Gelöst? Langdon hatte nicht die leiseste Ahnung, was diese sieben unterschiedlichen Symbole bedeuten könnten, und er war sich sicher, dass sie an keinem Gebäude in der Hauptstadt der USA als Inschrift eingehauen waren … insbesondere nicht auf einem riesigen Stein über einer Treppe.
»Peter«, sagte er, »ich sehe kein Licht am Ende dieses Tunnels. Ich weiß von keinem Stein in Washington, der eine solche Botschaft trägt.«
Solomon klopfte ihm auf die Schulter. »Du bist daran vorbeigekommen, mehr als einmal. So wie wir alle. Jedem Blick offenbar und doch allen verborgen, wie bei den Alten Mysterien. Und als ich heute Nacht diese sieben Zeichen sah, erkannte ich plötzlich, dass die Legende wahr ist. Das Verlorene Wort ist tatsächlich in Washington begraben … und tatsächlich auf dem Grund einer langen Treppe unter einem großen Stein mit dieser Inschrift.«
Langdon wusste nicht, was er sagen sollte.

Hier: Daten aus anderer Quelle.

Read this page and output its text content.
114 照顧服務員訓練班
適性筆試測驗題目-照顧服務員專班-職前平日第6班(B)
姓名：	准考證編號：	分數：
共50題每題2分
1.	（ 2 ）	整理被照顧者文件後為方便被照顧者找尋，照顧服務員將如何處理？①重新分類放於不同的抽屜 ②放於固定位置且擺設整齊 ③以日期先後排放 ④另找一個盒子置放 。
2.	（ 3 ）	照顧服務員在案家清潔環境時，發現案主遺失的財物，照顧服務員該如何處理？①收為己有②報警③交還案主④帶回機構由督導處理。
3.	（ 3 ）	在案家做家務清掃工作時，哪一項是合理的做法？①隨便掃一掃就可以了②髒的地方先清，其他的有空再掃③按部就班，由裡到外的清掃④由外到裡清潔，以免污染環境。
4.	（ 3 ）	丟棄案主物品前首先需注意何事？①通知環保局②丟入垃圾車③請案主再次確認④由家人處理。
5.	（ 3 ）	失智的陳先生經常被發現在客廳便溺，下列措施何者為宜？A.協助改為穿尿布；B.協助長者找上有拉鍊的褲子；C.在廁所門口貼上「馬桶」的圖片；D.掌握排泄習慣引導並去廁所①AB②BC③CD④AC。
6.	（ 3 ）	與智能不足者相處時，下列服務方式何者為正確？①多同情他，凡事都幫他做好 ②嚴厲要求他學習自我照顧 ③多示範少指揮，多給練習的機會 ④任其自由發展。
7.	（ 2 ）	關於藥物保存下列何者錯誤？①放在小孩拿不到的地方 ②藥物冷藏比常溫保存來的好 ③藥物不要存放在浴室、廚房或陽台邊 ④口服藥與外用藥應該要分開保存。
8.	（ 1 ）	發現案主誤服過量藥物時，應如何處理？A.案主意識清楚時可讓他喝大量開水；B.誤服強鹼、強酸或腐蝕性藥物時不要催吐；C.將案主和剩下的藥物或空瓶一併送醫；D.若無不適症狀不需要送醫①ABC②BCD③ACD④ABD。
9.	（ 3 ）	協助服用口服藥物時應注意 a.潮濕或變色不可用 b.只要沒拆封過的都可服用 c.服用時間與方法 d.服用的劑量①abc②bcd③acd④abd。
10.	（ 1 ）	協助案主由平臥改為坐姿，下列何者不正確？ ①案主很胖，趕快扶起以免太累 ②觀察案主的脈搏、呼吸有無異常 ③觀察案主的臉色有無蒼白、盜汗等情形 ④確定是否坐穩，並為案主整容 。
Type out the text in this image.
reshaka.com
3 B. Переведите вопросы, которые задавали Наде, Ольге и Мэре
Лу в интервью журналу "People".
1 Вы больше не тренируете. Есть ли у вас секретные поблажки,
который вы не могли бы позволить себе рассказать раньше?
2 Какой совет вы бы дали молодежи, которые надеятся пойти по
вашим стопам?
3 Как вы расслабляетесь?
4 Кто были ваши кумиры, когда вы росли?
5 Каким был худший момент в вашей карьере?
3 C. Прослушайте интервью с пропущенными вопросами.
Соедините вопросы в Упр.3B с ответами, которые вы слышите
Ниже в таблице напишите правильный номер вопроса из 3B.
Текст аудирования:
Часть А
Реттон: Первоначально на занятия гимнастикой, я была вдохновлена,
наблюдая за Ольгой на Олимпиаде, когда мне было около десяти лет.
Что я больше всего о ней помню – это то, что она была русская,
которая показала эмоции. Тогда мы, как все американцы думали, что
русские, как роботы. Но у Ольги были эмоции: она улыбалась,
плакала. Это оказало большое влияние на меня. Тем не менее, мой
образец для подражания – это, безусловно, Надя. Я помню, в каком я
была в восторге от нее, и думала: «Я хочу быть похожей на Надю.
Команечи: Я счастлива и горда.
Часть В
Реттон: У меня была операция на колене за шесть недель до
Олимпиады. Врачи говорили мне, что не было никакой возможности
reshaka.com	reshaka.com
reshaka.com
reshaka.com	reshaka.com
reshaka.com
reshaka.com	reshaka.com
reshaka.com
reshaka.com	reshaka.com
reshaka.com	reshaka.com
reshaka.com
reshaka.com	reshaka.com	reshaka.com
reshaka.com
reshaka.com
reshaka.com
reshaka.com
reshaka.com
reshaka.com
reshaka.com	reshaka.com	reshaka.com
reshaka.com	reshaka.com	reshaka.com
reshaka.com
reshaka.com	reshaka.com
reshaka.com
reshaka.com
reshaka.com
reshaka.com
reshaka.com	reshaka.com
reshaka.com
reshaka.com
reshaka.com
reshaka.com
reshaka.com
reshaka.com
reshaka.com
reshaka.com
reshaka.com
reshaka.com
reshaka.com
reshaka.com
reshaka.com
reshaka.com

»Robert – ich glaube, heute Nacht hast du dir das Recht verdient, die Wahrheit zu erfahren.«
Langdon starrte Peter an und versuchte zu verarbeiten, was er soeben gehört hatte. »Du willst mir sagen, wo das Verlorene Wort begraben liegt?«
»Nein«, entgegnete Solomon und erhob sich mit einem Lächeln. »Ich werde es dir zeigen.«
Fünf Minuten später gurtete Langdon sich neben Peter Solomon auf dem Rücksitz des Escalade an. Agent Simkins klemmte sich hinters Lenkrad und wollte gerade losfahren, als Inoue Sato über den Parkplatz auf sie zukam.
»Mr. Solomon?«, sagte Sato und zündete sich noch im Gehen eine Zigarette an. »Ich habe soeben den Anruf getätigt, um den Sie mich gebeten hatten.«
»Und?«, fragte Peter durch das offene Fenster.
»Ich habe dafür gesorgt, dass man sie einlässt. Aber nur kurz.«
»Danke.«
Sato runzelte die Stirn. »Ich muss sagen, es ist ein höchst ungewöhnliches Ansinnen.«
Solomon zuckte nur die Schultern.
Sato beließ es dabei. Sie ging um den Wagen herum und klopfte mit den Fingerknöcheln an Langdons Fenster.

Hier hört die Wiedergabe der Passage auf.